Have you ever considered a stint in the bush? Regional and rural areas are regularly seeking people for positions, sometimes for a shorter-term stint. You’ve probably seen such roles but likely have just let the opportunity slip by.
But consider this: a government study found the following factors as to why people choose to live in rural/regional locations rather than a large metropolitan/coastal city:
- More career development and advancement, as often opportunities were presented that would not be as readily available to people in large metropolitan centres.
- A greater ability to gain deeper knowledge and experience in a chosen field, as well as greater scope for career progression
- The friendliness of a country town, where people are more welcoming, provides a real sense of community and the lifestyle people seek.
- Regional areas enjoy similar facilities to metropolitan. “Everything you need is here without the commute.”
- The richer family life: good schooling; sports facilities; cultural facilities; a vibrant range of activities.

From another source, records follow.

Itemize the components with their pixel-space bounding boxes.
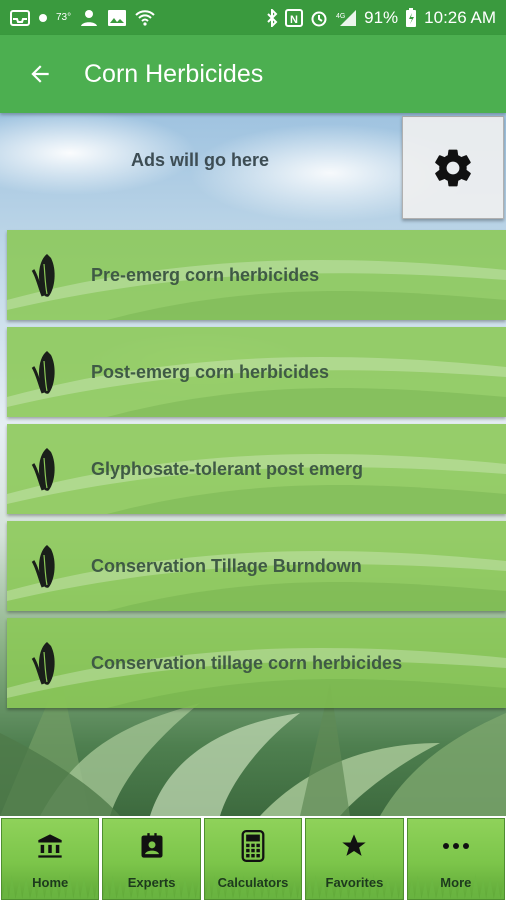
herbicide-menu-list: Pre-emerg corn herbicides Post-emerg cor… [7,230,506,715]
contact-card-icon [138,831,166,861]
settings-button[interactable] [402,116,504,219]
content-area: Ads will go here Pre-emerg corn herbicid… [0,113,506,816]
bank-icon [36,831,64,861]
menu-item-conservation-tillage-burndown[interactable]: Conservation Tillage Burndown [7,521,506,611]
svg-text:N: N [290,14,298,26]
clock-time: 10:26 AM [424,7,496,27]
corn-icon [31,545,55,588]
battery-icon [405,7,417,28]
nfc-icon: N [285,8,304,27]
inbox-icon [10,9,30,27]
signal-icon: 4G [335,9,357,27]
menu-item-label: Post-emerg corn herbicides [91,361,330,382]
nav-label: Favorites [325,875,384,890]
more-dots-icon [442,831,470,861]
menu-item-pre-emerg[interactable]: Pre-emerg corn herbicides [7,230,506,320]
nav-calculators-button[interactable]: Calculators [203,818,303,900]
nav-label: Experts [127,875,176,890]
menu-item-post-emerg[interactable]: Post-emerg corn herbicides [7,327,506,417]
page-title: Corn Herbicides [84,59,264,88]
menu-item-conservation-tillage-corn[interactable]: Conservation tillage corn herbicides [7,618,506,708]
bottom-navigation: Home Experts Calculators Favorites More [0,816,506,900]
back-button[interactable] [12,46,68,102]
nav-label: Home [32,875,69,890]
calculator-icon [241,830,265,862]
menu-item-glyphosate-tolerant[interactable]: Glyphosate-tolerant post emerg [7,424,506,514]
wifi-icon [135,9,155,27]
nav-home-button[interactable]: Home [1,818,100,900]
menu-item-label: Conservation Tillage Burndown [91,555,362,576]
user-icon [79,8,99,28]
nav-experts-button[interactable]: Experts [102,818,201,900]
corn-icon [31,642,55,685]
nav-label: More [440,875,472,890]
nav-label: Calculators [217,875,289,890]
svg-text:4G: 4G [336,13,345,20]
gear-icon [435,149,471,186]
corn-icon [31,448,55,491]
menu-item-label: Pre-emerg corn herbicides [91,264,320,285]
star-icon [340,831,368,861]
weather-icon [38,11,48,25]
corn-icon [31,254,55,297]
alarm-icon [310,9,328,27]
battery-percent: 91% [364,7,399,27]
nav-more-button[interactable]: More [406,818,506,900]
menu-item-label: Conservation tillage corn herbicides [91,652,403,673]
corn-icon [31,351,55,394]
temperature-text: 73° [56,12,72,23]
nav-favorites-button[interactable]: Favorites [305,818,404,900]
bluetooth-icon [266,8,278,27]
ad-placeholder-text: Ads will go here [130,150,270,170]
image-icon [107,9,127,27]
app-bar: Corn Herbicides [0,35,506,113]
arrow-left-icon [31,65,49,83]
status-bar: 73° N 4G 91% 10:26 AM [0,0,506,35]
ad-banner[interactable]: Ads will go here [0,113,400,218]
menu-item-label: Glyphosate-tolerant post emerg [91,458,364,479]
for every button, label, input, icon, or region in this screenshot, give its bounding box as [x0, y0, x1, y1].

- A better work/life balance. Working in regional and rural means there is more time for family and to enjoy life in general.
- Rural areas offer more friendly, welcoming communities and a relaxed way of life: people are helpful; neighbours are friends; most people are involved in their communities.
- For people employed on a state or national salary scale, working in rural areas, with a lower cost of living, provides a financial benefit.
- There is no long, daily commute, with all the associated costs, time and hassle.
- Housing is so much more affordable: whether buying or renting, people are much better off without the enormous mortgage.
- Entertainment is cheaper.
If you are from a metropolitan/coastal city, there are three key aspects for you to explore and consider:
- How would your financial position alter if you accepted a senior role in a rural area where:
- Your income was maintain or increased, but costs of living went down;
- You retained your current home/property, but rented it out to assist with the mortgage; and rented a home in a rural area (Consider speaking to your accountant.)
- How will your home life benefit by experiencing the sense of community rural living provides?
- How will your career thrive because of the leadership experiences a senior appointment would provide?
There is an interesting article in the Sydney Morning Herald today (click here to access) which explores such a move. The downsides of a move were seen as being the typical drop in salary; and the cost of buying again in a metropolitan area if later you decided to return – neither of which applies to an education or community sector person who retains and rents their city home and rents for a stint in the bush.